Монументальная пропаганда - страница 4
Зинаида следила, чтобы муж всегда был одет опрятно, но с некоторой вольностью, достойной художника. Сама шила ему байковые широкие блузы и штаны, бархатные береты, в которых, как она считала, он походил на Рембрандта. Готовила рыбные блюда, веря, что в рыбе много фосфора, способствующего усилению интеллекта, таланта и мужской потенции. В конце концов у Макса появились более или менее сносные условия для работы. В этих условиях он собирался лепить петушков и медведей с еще большим размахом, но тут Зинаида его как раз и переориентировала, сказав, что он теперь должен лепить вождей.
Из вождей Макс выбрал, понятно, Сталина и вскоре в производстве статуй вождя достиг очень больших успехов.
4
Собравшиеся топтались под пьедесталом, представляя собой одновременно участников церемонии и зрителей. По причине недружелюбной погоды посторонних зрителей не было, и те, кто пришел, выглядели не как вершители торжественной политической акции государственного значения, а как нетерпеливые люди, что явились на скорую руку похоронить бедного родственника.
Памятник открывала лично Аглая Степановна. Немногочисленные свидетели потом вспоминали, что речь ее была четкой, твердой, без малейших признаков волнения, хотя, конечно, она волновалась.
– Товарищи, – начала она простуженным и прокуренным голосом и потерла замерзший нос, – сегодня все советские люди, все прогрессивное человечество отмечает славный юбилей нашего величайшего современника, мудрого вождя, учителя народов, корифея всех наук, выдающегося полководца, всем нам родного и любимого товарища Сталина.
Она говорила, и собравшиеся привычно рукоплескали ей, реагируя на ключевые слова. Она кратко изложила своим слушателям то, что они знали и без нее, выучив на еженедельных политзанятиях. Пересказала биографию вождя с упоминанием фактов о трудном детстве, раннем участии в революционном движении, в Гражданской войне, в коллективизации, индустриализации, ликвидации кулачества, разгроме оппозиции и, наконец, в исторической победе над немецким фашизмом.

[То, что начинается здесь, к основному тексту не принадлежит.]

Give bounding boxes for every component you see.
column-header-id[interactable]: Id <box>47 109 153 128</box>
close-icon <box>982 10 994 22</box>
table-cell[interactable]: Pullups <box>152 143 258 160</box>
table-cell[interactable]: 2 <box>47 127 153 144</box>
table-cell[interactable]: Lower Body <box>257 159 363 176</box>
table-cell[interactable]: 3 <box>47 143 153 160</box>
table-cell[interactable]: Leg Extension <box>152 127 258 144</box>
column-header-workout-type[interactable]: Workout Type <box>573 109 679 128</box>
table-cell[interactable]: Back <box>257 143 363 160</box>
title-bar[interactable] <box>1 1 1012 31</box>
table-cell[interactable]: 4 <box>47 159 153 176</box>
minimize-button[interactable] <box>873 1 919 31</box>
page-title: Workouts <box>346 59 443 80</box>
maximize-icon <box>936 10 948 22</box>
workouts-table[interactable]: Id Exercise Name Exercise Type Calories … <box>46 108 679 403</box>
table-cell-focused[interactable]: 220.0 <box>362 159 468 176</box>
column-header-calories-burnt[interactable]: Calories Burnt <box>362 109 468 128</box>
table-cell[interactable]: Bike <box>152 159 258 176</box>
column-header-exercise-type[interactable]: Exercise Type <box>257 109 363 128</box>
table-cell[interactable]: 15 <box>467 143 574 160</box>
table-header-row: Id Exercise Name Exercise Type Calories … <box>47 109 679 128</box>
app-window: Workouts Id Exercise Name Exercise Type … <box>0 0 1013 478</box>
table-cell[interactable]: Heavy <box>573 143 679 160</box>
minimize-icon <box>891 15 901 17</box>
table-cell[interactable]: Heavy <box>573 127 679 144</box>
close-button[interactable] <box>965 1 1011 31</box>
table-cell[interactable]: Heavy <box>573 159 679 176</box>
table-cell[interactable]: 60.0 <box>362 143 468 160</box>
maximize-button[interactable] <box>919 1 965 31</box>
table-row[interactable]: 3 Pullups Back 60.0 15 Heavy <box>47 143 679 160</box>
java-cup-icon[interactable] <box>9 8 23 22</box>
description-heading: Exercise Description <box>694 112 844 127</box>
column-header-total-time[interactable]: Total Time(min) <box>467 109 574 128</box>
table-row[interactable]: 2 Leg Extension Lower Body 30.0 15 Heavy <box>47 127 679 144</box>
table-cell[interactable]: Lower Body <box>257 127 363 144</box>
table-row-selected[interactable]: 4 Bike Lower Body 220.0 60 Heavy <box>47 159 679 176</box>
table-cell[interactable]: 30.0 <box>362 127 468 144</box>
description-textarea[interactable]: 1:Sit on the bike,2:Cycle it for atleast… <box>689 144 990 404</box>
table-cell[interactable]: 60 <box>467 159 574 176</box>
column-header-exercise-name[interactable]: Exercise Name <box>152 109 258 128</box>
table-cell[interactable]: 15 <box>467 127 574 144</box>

Ей удалось в немногих словах выразить мысль об исключительной пользе и необходимости, особенно в наши дни, всех видов пропаганды, и тем более пропаганды зримой, крупной, монументальной, рассчитанной на века.
Этот памятник, сказала она, поставленный, несмотря на противодействие наших врагов, будет стоять здесь тысячи лет, вдохновляя на новые подвиги грядущих строителей коммунизма.

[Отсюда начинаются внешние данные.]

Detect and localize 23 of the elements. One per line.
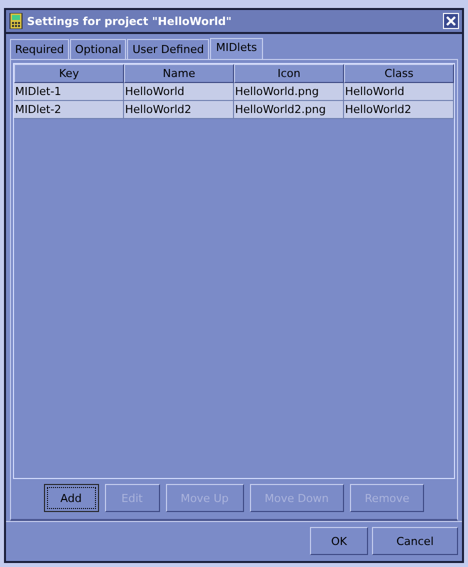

Эту фразу не пропустил мимо ушей Геннадий Кужельников. «Что она хотела сказать? – подумал он. – Что советский народ еще тысячу лет будет строить коммунизм? Глупая оговорка или вредительство?» Он не додумал еще своей мысли, когда Аглая объявила открытие памятника, вручила ему большие ножницы, какими стригут баранов. Кужельников, не снимая перчаток, взял ножницы двумя руками, сомкнул лезвия, и концы шпагата разлетелись, затрепетали на ветру. Покрывало стянули с большим трудом, потому что оно надувалось, как парашют, и вырывалось из рук. А когда его все-таки одолели, участники события слегка попятились, глянули на памятник, ахнули в один выдох и застыли.

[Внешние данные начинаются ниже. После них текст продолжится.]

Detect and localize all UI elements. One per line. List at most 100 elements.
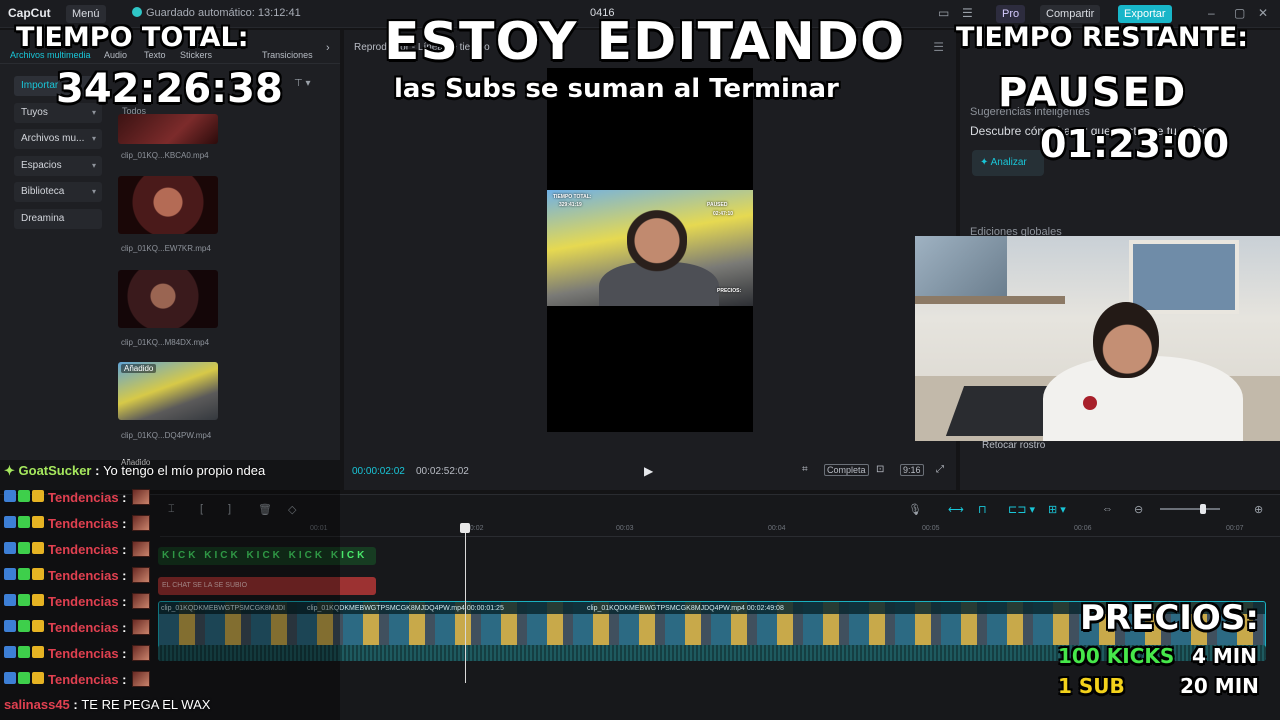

Все эти люди, кроме Огородова и Зинаиды, ничего не смыслили ни в каком искусстве, а в скульптуре тем более, но даже они увидели, что перед ними не просто скульптура, а что-то необыкновенное. Сталин был изваян в полной парадной форме с погонами генералиссимуса, в шинели, слегка распахнутой, чтоб видны были китель и ордена, с правой рукой, поднятой, очевидно, для приветствия проходящих мимо народных масс, и левой, опущенной, со сжатыми в ней перчатками.
Сталин смотрел на собравшихся как живой. Смотрел сверху вниз, таинственно усмехался в усы и, как явственно всем казалось, помахивал правой рукой, шевелил левой и похлопывал перчатками по колену.
Макс Огородов сначала собственным глазам не поверил, а когда поверил, открыл широко рот и застыл с этим дурацким, можно сказать, выражением, словно сам немедленно очугунел.
Все последние годы лепил он Сталина, только Сталина, никого, кроме Сталина, но зато Сталина во всех видах: голову Сталина, бюст Сталина, Сталина в полный рост, Сталина стоящего и сидящего (только лежащего не лепил), во френче, в гимнастерке, в длиннополой кавалерийской шинели, а в последнее время – в форме генералиссимуса. В своем деле он в конце концов так навострился, что мог слепить Иосифа Виссарионовича с закрытыми глазами.